"Terror" at FAO as veterans' jobs axed
ROME– UN Food and Agriculture Organisation staff face swingeing job cuts by year end as Director General José Graziano da Silva slashes dlrs 37 million from the famine-fighting agency’s budget, FAO sources say.
“The Director General has decided that it is easier to cut posts than to search for other alternative means of savings,” one senior source said, “In the meantime, his buddies, the special advisors, are getting paid in gold.” The Brazilian agronomist has hired a constellation of consultants since he took office at the start of last year, some of them on salaries of as much as dlrs 20,000 a month.
However efforts by Dr Graziano to obtain a budget increase of as much as 4 percent were rebuffed by OECD donors at FAO’s bi-annual Conference in June, meaning that axeing of full time staff, especially those who are highly paid after a number of years with the organisation, is being adopted, according to information given by management recently. “FAO management is cancelling posts indiscriminately,” the source told Italian Insider.
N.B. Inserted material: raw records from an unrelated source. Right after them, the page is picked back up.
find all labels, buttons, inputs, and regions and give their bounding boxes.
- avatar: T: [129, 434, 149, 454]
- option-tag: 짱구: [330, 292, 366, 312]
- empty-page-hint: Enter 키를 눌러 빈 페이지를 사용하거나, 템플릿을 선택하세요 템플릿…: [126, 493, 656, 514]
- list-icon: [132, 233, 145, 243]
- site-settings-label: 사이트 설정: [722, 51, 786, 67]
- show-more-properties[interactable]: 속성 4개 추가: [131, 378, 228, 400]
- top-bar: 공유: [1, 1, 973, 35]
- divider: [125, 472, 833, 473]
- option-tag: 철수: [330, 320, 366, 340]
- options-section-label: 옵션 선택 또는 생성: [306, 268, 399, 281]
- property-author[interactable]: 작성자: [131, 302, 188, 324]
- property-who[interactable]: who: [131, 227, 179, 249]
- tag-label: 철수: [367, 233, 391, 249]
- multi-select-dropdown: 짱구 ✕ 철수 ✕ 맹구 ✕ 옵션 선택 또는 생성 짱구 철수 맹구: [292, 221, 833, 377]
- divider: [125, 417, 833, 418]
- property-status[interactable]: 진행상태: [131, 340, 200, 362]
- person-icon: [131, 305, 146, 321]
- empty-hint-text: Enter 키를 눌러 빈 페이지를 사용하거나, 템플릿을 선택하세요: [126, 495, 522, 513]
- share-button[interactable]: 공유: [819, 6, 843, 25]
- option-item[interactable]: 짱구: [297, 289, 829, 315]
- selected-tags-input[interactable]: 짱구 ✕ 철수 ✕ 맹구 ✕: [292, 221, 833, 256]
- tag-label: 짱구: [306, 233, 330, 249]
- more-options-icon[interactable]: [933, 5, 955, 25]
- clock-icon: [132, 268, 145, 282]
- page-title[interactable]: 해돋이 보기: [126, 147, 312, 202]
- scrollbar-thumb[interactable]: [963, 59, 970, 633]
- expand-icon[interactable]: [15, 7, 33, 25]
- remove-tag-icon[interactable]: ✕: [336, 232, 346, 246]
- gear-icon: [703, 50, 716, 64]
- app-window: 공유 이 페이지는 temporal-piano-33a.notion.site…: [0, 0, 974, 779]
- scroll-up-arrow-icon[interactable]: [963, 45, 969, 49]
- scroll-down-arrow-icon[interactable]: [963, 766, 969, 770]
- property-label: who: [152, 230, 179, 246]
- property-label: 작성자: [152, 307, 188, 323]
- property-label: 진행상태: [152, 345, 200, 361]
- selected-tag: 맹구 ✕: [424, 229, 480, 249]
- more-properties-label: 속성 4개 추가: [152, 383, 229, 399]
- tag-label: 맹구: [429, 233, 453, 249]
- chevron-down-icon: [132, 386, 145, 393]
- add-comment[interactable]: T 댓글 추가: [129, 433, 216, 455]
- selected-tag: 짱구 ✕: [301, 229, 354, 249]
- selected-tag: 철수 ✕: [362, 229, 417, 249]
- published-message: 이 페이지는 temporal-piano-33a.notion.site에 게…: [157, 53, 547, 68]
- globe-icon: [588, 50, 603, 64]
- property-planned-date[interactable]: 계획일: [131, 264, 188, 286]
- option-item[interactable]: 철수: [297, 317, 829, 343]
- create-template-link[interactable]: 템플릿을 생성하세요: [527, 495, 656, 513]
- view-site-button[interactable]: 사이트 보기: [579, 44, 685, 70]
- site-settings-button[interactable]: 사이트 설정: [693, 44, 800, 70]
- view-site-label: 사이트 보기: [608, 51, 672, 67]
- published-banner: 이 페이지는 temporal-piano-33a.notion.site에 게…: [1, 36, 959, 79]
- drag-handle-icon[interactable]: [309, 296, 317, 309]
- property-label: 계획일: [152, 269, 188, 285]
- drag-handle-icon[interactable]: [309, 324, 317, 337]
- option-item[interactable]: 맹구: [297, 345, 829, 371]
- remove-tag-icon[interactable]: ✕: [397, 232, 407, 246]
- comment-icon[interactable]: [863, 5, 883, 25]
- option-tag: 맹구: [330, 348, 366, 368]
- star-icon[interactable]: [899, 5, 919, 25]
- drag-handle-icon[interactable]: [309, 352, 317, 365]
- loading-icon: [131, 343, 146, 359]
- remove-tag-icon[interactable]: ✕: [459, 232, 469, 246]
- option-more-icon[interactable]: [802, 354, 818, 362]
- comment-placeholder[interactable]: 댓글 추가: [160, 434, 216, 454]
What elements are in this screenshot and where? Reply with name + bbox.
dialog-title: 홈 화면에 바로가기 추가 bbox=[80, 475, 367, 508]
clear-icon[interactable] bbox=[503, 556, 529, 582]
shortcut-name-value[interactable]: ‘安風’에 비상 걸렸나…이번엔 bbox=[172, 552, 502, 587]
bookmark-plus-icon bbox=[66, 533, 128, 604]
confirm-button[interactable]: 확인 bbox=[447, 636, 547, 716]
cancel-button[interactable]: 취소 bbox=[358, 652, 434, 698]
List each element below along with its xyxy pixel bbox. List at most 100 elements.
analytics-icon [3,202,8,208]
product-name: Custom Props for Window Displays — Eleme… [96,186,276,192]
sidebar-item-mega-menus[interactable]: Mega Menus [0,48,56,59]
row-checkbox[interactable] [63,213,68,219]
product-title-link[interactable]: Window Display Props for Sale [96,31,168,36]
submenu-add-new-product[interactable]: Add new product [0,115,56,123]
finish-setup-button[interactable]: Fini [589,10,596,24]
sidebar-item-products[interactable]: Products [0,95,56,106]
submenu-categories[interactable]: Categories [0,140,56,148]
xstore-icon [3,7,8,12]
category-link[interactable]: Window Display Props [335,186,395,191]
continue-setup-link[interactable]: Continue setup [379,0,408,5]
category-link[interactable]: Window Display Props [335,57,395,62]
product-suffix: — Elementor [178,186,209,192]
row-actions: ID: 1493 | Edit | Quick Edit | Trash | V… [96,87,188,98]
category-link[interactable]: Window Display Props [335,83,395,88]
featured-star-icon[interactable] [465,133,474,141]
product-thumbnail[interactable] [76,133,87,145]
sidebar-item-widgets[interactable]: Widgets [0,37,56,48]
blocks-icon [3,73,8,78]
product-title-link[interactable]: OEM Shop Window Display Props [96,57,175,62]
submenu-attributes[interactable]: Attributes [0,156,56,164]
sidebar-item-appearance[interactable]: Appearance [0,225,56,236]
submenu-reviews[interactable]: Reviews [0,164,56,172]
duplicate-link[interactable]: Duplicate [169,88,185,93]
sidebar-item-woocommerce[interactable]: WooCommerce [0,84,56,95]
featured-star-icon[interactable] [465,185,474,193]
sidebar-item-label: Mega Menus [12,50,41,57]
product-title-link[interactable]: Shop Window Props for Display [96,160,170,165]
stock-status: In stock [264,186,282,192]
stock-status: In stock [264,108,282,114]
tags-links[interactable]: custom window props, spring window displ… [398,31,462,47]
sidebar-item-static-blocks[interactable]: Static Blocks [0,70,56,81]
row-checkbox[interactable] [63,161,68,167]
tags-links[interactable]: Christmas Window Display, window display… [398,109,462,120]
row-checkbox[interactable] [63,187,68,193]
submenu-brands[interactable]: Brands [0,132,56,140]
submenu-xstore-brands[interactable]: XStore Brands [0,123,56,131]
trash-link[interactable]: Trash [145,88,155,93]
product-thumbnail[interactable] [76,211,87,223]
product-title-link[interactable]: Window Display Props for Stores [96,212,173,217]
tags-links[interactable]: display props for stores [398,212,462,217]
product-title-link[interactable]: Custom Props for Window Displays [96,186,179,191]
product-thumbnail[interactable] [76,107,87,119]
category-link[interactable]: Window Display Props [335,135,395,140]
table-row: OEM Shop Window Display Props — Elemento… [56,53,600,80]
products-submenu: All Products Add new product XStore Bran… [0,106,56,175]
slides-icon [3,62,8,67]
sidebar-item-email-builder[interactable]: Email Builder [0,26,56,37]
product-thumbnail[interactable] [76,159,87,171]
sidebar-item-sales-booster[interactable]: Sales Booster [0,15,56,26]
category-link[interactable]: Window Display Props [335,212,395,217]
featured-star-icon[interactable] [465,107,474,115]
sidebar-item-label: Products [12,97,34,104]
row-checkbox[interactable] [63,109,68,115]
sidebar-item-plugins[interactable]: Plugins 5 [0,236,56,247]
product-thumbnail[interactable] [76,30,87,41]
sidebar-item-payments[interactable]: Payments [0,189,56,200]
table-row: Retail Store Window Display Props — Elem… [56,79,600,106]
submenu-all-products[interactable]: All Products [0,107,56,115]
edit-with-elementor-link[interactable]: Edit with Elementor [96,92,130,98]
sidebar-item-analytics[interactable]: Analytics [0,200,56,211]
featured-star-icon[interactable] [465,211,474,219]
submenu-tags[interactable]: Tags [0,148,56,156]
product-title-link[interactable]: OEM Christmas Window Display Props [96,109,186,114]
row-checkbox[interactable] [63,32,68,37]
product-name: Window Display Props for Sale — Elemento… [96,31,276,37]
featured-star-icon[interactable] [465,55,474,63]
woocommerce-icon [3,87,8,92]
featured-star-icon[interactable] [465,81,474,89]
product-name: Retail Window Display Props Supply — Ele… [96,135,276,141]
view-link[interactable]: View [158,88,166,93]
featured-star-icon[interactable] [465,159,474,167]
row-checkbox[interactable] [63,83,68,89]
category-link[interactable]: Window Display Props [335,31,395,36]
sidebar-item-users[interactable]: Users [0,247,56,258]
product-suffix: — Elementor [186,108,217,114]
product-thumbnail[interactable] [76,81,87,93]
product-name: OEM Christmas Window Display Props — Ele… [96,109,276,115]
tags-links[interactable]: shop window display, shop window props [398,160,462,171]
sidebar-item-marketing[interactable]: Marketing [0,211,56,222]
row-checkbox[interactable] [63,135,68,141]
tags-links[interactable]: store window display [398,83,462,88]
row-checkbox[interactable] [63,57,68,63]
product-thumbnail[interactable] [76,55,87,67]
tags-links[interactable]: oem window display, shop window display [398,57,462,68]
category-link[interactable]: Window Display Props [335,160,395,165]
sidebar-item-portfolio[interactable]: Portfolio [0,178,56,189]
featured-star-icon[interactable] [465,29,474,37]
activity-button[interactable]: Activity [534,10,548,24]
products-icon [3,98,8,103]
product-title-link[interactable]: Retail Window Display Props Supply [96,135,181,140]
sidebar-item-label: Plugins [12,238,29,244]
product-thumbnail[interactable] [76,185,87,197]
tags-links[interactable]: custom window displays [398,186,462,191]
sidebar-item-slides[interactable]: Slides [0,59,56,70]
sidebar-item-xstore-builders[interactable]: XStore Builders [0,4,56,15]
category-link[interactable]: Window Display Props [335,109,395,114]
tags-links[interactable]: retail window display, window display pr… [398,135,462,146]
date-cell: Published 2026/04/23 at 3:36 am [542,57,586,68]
“Staff were called in al improviso and were given the news that due to the fact that 37 million needs to be cut from the budget, posts are being cancelled at the end of the year.” The selection criteria for the post cutting has not been made public, but most of those axed so far are aged over 55, receiving a year’s net salary as sole compensation. “Redeployment is not encouraged with the excuse that it will be almost impossible due to budget cuts,” added the source, who requested not to be named.
It was not immediately clear how many staffers may be let go. “It seems to be a state secret on the number and selection criteria used,” said the source. “Basically it smells of "age discrimination" as they told us that all posts for people 55 and over were considered. There was no call for volunteers to exit first and no indication that this was the only viable means of cost reduction.” “The selection did not discriminate between people that can go on pension without a problem and those that will face a enormous burden for survival.”
The source added “There is fear and terror in the house. Nobody knows if he/she is going to be next. We live in Graham Green's Ministry of Fear world.”
The prospect of a ruthless culling of large numbers of loyal staff who have given their best years to the agency is seen by many diplomatic observers in Rome as inappropriate for an organisation that sets itself the highest humanitarian goals.
“If the Director General cannot take care of his own people how can he be trusted to take care of the people of the world?” the source asked.